GrIP: Graph-Based Image ProcessingGrIP: Graph-Based Image Processing

Abstract
GrIP is a graph-based post processing framework aimed towards flexibly improving visual quality in virtual environments while keeping the performance hit low.

Introduction
Post processing of image data is one possibility of achieving an improved image quality. Available methods cover filters for changing brightness and contrast as well as scaling algorithms based on different concepts. Adding data like depth or normal values to the original image information leads to a large amount of new possibilities for post processing. Based on a combination of these information, it is e.g. possible to approximate illumination effects in screen space, which are usually calculated using physically based methods like path tracing. Also, it is possible to use depth information for simulation of depth of field or fog effects. Many other – artistic as well as realistic – effects are available, supporting the observer’s perception or enhancing the visual attractiveness of images.

Implementation
The project’s goal was the implementation of a graph-based framework for post processing filters, which is now called GrIP (Graph-based Image Processing). This means that compatible filters can be arranged and connected in a directed, acyclic graph. The construction of whole filter graphs is thus possible through an external interface, avoiding the necessity of a recompilation cycle after changes in post processing. Filter graphs are implemented as XML files containing a collection of filter nodes with their parameters as well as linkage/dependency information.

Another goal was the system’s extensibility, so that new filter nodes could be developed and used in GrIP easily. This is done by providing a plugin system which loads filters dynamically at runtime, while each filter is responsible for getting its owm parameterization from the framework. The latter is achieved by passing an instance of a wrapper class to each called node, wrapping the concrete graph information into a uniform interface, so other representations besides XML are also possible to implement by just programming to the wrapper’s interface. All nodes were to be developed so that they are applicable in interactive applications and therefore executable at real-time frame rates. For this reason, NVIDIA CUDA was used for the proof-of-concept implementation of filter nodes.

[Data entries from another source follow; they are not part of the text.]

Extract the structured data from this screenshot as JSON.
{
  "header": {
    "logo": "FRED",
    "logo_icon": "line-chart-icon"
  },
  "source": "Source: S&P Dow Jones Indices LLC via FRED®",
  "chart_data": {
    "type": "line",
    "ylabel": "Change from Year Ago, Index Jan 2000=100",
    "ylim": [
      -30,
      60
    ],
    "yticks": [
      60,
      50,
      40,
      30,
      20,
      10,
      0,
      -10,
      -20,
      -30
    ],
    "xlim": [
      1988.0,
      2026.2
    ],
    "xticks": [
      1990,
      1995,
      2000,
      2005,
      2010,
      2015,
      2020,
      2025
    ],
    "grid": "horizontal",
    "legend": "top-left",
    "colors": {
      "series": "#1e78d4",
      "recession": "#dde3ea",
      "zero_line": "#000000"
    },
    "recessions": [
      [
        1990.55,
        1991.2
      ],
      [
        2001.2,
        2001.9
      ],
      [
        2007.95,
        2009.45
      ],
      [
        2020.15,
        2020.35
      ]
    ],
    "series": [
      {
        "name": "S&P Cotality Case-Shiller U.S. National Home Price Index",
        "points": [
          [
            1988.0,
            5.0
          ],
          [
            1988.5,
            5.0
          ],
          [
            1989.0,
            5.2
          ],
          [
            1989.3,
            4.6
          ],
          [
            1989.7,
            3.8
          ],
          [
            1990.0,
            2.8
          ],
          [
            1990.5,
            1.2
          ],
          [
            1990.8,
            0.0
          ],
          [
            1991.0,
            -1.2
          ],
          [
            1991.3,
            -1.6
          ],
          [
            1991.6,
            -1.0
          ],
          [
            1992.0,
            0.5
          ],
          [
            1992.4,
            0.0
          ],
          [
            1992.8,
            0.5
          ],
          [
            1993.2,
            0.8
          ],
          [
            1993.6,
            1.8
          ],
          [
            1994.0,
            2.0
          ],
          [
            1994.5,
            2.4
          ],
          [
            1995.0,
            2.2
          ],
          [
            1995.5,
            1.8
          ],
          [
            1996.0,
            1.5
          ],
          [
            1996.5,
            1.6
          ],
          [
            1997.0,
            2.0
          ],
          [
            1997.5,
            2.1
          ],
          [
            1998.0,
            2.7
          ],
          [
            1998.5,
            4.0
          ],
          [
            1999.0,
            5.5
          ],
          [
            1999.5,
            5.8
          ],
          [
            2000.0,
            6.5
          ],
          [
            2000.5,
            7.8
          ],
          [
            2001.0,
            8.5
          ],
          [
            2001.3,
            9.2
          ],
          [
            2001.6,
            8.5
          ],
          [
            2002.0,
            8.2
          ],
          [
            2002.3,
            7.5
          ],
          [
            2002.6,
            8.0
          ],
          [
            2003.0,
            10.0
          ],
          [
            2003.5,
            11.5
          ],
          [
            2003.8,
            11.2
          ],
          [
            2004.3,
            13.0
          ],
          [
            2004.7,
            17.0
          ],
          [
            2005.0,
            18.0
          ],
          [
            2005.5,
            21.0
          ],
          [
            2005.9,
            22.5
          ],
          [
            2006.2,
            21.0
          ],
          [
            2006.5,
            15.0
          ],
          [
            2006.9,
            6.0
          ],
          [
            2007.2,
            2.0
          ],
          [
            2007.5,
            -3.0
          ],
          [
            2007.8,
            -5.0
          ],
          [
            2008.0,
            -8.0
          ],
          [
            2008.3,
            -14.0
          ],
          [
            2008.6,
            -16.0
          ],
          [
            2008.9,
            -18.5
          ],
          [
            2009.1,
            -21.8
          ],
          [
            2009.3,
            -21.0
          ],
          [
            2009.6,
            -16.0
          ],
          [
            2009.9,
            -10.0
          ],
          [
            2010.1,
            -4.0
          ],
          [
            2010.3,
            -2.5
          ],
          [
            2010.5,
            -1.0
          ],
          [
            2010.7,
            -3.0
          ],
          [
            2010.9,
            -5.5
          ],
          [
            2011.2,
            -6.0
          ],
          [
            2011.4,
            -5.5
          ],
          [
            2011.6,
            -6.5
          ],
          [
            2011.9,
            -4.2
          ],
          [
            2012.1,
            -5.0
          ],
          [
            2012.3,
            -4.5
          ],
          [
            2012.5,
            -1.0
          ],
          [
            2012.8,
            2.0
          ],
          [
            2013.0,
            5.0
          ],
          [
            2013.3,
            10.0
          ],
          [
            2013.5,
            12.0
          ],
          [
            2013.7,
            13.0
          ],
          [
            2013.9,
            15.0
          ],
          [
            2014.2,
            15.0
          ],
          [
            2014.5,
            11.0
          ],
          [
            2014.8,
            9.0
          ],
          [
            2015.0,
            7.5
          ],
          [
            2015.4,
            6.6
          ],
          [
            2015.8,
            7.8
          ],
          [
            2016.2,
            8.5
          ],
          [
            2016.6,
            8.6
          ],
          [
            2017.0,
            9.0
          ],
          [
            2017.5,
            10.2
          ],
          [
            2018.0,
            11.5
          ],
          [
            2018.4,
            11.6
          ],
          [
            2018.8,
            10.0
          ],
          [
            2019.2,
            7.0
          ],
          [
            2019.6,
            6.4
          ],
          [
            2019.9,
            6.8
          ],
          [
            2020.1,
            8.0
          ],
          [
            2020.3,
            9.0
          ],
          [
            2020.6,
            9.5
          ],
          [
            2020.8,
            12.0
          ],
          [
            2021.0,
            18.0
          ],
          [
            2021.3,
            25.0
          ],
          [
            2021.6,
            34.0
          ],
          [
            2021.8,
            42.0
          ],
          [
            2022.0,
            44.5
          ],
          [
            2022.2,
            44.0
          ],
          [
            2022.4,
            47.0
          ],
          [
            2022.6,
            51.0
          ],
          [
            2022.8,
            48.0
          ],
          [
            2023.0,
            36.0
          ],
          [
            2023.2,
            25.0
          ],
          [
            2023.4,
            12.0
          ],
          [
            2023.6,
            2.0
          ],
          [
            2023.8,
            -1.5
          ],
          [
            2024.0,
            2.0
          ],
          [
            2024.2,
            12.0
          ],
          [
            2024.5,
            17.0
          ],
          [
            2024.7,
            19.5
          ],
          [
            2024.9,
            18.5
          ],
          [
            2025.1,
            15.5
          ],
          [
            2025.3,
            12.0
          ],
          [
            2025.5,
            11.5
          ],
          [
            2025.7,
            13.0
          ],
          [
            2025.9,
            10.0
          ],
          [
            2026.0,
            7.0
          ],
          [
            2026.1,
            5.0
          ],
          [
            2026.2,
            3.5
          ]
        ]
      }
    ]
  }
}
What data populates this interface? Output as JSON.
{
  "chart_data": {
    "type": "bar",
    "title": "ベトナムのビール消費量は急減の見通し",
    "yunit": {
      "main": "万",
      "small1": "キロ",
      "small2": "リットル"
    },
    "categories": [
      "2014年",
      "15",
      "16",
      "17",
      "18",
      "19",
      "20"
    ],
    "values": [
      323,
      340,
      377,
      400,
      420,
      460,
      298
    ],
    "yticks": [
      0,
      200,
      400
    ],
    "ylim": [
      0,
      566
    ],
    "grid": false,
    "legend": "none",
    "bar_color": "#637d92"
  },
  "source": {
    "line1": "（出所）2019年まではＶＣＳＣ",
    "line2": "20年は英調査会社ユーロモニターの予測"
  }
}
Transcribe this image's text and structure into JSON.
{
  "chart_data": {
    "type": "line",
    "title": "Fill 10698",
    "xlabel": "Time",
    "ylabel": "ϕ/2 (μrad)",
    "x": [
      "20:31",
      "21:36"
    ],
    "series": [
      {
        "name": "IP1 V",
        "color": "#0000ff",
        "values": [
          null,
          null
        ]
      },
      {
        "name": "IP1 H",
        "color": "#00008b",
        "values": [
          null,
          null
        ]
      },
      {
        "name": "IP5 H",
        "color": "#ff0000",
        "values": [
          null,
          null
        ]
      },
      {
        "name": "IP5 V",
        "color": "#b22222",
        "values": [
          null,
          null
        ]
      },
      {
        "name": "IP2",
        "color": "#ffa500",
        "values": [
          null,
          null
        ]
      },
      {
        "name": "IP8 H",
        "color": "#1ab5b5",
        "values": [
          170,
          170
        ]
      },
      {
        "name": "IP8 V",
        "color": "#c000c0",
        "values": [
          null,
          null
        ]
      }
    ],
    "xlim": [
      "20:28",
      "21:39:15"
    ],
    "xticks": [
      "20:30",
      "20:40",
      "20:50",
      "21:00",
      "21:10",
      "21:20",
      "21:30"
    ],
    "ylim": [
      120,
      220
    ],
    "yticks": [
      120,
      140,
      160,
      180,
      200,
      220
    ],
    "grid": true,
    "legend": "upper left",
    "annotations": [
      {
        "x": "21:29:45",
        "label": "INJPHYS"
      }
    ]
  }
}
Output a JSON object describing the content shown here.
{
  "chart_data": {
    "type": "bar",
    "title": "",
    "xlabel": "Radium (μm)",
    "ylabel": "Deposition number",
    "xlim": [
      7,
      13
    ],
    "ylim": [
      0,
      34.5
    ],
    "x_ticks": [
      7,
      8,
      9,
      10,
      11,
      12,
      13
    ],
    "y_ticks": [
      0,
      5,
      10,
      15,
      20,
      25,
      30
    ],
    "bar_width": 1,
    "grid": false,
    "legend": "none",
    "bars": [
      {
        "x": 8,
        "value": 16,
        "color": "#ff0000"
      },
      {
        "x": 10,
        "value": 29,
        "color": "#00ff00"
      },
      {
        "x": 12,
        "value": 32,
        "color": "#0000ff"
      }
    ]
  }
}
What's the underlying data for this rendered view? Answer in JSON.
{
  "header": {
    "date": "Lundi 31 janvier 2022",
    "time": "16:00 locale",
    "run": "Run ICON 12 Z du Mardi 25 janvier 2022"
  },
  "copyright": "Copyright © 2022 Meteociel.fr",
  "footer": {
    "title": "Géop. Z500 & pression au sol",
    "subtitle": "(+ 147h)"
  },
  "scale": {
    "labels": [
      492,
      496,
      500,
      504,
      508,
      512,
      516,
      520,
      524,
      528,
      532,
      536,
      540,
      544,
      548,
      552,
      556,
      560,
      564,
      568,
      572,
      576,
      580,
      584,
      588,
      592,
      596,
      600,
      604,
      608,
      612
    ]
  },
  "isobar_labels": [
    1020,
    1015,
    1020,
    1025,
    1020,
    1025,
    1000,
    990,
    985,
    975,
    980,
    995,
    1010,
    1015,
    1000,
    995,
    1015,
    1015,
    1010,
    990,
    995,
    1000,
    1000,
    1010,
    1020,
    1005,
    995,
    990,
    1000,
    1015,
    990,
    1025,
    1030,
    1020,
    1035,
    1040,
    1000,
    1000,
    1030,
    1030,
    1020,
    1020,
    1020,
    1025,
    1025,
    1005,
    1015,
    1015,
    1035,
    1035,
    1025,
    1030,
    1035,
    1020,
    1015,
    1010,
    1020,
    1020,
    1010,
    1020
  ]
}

A visualization component for filter graphs was implemented, as well as a second GUI component which consists of automatically generated sliders for value manipulation. This is useful for testing newly implemented filters as well as finding good combinations of parameters when a specific output result is desired.

Results
Results are shown in figures 1 to 5. Fig. 1 shows a combination of depth darkening, depth of field and a slight fog effect, applied to a hardware rendered image. Fig. 2 shows the according parameterization of the filter nodes. In fig. 3, a code snippet of the XML-based graph representation is shown, while fig. 4 shows the according visualization of the nodes, also incorporating a loop.

Figure 5 shows a path-traced image of the same scene as in figure 1. Tonemapping, gamma correction and the application of a slight bloom effect are all performed with GrIP-based filters here, which make them freely parameterizable by the user. Note that GrIP is completely independent of the application it is used with. The application used in figure 1 is an OpenSceneGraph-based model viewer, while the application in figure 5 is an “NVIDIA OptiX”-based path tracer.